MAAS incorrectly detects / sets-up BMC information on Dell PowerEdge servers

Bug #1287964 reported by Kent Baxley
16
This bug affects 2 people
Affects Status Importance Assigned to Milestone
MAAS
Fix Released
High
Jason Hobbs
maas (Ubuntu)
Fix Released
Undecided
Jason Hobbs

Bug Description

Beginning with MAAS 1.5+bzr1977-0ubuntu2 and up to today's daily builds (1.5+bzr1977+2064+245~ppa0~ubuntu14.04.1), maas no longer seems to either detect or properly configure the BMCs on Dell PowerEdge servers during enlistment.

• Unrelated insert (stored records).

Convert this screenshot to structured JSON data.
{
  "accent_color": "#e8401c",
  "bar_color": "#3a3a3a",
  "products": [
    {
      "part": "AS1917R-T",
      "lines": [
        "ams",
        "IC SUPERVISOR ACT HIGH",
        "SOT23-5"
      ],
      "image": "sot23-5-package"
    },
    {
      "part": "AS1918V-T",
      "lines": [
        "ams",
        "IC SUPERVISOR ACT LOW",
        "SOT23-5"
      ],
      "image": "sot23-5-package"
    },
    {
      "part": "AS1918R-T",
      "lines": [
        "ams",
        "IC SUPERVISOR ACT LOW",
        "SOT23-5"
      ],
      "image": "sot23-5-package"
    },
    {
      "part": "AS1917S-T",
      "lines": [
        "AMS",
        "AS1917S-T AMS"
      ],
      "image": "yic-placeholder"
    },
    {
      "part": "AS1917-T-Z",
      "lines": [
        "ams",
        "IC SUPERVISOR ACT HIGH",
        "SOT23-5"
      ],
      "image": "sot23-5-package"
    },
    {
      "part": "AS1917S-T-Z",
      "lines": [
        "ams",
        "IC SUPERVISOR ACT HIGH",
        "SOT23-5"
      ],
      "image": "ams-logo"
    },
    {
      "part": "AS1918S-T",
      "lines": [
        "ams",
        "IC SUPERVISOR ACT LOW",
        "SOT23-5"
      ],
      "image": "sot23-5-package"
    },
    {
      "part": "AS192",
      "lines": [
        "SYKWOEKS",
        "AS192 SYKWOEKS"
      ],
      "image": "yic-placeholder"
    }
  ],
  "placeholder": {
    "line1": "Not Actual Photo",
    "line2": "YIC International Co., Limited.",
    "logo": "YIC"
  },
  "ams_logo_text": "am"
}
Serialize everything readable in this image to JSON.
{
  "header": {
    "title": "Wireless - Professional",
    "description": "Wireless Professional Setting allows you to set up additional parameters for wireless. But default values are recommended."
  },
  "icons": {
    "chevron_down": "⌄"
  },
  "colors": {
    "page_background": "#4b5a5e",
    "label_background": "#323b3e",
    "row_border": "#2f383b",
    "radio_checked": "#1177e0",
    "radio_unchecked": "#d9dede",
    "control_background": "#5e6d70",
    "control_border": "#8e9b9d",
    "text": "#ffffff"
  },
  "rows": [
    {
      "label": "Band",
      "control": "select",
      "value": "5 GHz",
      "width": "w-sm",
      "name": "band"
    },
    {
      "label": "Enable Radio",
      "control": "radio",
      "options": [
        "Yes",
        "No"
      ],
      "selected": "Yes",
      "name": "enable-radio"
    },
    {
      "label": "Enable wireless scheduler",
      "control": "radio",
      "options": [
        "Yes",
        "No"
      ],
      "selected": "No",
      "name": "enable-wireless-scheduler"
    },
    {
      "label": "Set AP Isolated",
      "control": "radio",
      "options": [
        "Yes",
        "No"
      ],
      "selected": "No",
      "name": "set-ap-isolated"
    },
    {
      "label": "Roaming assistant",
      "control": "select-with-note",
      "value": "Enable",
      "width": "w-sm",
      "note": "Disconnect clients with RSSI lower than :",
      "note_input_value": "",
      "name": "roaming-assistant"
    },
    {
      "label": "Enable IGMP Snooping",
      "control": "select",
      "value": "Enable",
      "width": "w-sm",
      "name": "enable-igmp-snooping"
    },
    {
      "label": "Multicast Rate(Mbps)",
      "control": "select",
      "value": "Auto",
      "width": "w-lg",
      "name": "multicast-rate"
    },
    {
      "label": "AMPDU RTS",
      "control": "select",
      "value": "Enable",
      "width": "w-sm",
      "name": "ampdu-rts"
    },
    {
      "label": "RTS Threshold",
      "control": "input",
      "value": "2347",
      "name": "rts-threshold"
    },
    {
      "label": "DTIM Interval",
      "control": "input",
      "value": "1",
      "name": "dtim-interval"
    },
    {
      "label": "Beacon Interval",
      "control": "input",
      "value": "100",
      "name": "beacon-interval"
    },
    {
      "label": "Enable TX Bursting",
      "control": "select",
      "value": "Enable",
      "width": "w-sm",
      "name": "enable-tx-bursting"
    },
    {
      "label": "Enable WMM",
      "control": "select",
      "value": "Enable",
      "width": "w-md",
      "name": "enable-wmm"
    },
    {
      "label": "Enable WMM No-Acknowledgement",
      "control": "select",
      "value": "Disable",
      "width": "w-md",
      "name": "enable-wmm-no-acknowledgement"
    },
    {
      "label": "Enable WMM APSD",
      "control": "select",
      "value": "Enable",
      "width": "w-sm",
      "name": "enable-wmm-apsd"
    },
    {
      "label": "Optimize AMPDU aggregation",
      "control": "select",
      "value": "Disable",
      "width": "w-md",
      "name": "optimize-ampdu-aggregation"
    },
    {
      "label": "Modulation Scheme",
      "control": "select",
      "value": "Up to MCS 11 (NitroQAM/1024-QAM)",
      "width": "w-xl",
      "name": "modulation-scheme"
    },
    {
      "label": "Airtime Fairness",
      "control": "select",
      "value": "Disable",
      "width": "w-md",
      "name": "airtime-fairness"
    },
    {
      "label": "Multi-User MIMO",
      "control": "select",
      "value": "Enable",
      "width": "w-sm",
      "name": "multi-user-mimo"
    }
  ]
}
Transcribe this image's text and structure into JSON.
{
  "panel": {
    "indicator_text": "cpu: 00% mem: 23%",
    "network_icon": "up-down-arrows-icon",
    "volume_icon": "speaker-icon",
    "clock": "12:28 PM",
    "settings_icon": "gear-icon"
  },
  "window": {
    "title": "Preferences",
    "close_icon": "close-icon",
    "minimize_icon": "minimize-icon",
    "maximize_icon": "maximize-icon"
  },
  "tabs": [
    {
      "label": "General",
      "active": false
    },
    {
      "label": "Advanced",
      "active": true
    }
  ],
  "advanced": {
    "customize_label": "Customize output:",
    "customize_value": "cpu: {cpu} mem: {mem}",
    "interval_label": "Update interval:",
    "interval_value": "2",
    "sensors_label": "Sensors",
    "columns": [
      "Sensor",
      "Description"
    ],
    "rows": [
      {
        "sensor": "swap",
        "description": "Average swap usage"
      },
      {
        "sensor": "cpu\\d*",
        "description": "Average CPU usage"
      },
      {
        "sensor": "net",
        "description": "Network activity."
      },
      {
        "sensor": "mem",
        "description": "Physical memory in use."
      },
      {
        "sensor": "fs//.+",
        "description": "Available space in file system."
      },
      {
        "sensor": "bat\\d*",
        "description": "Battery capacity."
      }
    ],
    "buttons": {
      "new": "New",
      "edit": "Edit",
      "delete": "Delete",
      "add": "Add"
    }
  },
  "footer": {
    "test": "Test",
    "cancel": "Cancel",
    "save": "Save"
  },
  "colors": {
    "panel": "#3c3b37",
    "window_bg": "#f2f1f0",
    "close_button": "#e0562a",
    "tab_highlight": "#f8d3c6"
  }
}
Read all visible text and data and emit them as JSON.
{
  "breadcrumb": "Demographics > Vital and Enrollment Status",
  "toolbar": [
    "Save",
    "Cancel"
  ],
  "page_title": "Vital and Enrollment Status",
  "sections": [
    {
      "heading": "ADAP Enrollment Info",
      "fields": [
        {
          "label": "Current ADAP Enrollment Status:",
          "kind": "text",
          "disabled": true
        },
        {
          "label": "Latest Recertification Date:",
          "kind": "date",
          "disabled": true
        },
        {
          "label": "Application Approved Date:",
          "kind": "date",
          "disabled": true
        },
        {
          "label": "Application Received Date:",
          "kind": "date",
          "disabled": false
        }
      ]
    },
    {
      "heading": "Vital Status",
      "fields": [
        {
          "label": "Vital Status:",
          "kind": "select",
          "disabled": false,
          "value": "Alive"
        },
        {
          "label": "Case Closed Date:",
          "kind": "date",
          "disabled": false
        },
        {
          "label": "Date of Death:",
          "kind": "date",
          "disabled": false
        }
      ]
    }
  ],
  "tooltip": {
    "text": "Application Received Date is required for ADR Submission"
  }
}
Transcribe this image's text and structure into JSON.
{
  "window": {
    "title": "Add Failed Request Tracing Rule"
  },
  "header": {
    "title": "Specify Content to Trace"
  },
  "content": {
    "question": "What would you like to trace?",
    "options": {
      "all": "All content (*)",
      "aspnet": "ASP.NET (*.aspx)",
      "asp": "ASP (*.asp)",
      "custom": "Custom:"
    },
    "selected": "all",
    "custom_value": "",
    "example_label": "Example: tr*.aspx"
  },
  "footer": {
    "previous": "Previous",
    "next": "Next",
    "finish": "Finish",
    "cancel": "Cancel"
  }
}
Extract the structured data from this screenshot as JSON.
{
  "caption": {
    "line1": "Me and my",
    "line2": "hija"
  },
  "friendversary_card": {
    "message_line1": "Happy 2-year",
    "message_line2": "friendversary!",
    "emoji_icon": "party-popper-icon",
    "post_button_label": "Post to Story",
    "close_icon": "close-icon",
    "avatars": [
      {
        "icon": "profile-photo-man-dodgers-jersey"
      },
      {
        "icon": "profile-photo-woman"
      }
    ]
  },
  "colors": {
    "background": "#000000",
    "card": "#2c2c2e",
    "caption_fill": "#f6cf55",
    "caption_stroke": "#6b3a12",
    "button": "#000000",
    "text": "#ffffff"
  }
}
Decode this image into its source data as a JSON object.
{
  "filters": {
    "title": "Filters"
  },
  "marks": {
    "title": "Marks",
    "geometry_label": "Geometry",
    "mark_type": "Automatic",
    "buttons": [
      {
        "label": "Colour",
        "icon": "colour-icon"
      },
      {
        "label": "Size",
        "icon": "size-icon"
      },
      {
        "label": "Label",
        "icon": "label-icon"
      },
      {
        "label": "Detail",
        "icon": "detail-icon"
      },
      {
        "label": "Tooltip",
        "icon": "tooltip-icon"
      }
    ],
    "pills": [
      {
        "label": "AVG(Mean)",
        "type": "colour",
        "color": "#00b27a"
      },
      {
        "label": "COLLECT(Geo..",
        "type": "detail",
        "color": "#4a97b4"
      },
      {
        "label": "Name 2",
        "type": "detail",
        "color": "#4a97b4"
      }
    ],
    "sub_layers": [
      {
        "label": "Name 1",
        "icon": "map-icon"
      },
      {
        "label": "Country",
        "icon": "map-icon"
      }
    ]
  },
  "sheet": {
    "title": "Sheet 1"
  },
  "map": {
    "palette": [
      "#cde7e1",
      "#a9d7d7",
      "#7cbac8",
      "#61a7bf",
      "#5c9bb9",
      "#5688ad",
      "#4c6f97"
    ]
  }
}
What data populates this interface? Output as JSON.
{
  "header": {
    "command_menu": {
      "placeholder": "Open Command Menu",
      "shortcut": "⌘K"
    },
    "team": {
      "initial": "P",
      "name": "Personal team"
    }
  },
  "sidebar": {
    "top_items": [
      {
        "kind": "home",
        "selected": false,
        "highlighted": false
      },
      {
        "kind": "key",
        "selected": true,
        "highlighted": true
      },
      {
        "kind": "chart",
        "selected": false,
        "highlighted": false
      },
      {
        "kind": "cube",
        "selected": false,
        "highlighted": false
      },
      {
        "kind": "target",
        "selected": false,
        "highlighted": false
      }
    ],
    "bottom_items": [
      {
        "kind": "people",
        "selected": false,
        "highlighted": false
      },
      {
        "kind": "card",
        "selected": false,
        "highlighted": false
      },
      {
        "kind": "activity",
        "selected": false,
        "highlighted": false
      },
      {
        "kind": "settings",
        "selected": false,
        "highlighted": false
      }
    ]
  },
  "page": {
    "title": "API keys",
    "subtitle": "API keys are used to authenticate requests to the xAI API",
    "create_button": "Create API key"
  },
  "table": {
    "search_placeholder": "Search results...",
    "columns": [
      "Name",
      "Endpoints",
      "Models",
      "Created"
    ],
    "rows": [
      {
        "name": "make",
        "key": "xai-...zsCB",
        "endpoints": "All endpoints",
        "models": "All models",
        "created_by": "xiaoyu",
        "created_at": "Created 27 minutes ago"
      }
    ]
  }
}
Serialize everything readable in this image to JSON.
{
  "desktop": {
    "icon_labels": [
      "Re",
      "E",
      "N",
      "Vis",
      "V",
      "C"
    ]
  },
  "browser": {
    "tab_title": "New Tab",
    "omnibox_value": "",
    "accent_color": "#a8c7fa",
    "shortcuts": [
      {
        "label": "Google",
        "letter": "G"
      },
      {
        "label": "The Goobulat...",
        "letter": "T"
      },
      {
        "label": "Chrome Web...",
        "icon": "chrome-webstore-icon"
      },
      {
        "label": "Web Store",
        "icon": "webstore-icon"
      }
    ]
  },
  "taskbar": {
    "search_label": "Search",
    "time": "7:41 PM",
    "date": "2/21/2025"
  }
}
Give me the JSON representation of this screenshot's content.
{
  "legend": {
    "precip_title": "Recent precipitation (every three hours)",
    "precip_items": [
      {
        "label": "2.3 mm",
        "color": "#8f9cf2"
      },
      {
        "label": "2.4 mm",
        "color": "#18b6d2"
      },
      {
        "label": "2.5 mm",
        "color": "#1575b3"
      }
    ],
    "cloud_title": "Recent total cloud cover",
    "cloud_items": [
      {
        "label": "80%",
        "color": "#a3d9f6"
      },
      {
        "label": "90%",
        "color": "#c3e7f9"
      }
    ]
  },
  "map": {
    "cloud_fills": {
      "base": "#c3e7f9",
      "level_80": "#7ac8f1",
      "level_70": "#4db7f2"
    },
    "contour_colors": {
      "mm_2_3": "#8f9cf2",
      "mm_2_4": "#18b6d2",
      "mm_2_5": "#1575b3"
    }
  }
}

I've noticed two scenarios:

1) When the system enlists, the enlistment itself appears to work OK, but, when I look at the node in the MAAS WebUI, MAAS tells me that there is no power type set and that I need to set one.

2) The system enlists OK, and node's Power Parameters in the UI appear to be filled out fine. In other words, the correct Power driver is populated as well as the correct IP address for the BMC. I also have a 'maas' power user and a pre-generated password. However, if I click 'commission node' nothing happens (i.e. the node doesn't power on).

Workarounds:

In scenario #1 if I go and fill out all of the IPMI information by hand for an affected node, then commissioning, etc. works fine after that.

In scenario #2 if I change the Power User and Power Password parameters in the UI from 'maas' and the pre-generated password to what's already on the BMC (i.e. root/calvin), then commissioning, etc. works fine after that.

This is the first time in a while that PowerEdge didn't 'just work' with MAAS with regard to power settings. I know there has been some churn in the IPMI department lately for MAAS.

I'll be attaching logs for each one of the PowerEdges affected by the respective scenarios.

Tags: server-hwe

Related branches

Revision history for this message
Kent Baxley (kentb) wrote :

I'm attaching the cloud-init logs from a PowerEdge R805, which exhibits scenario #1.

Revision history for this message
Kent Baxley (kentb) wrote :

Here are the logs from a PowerEdge M610, which exhibits scenario #2.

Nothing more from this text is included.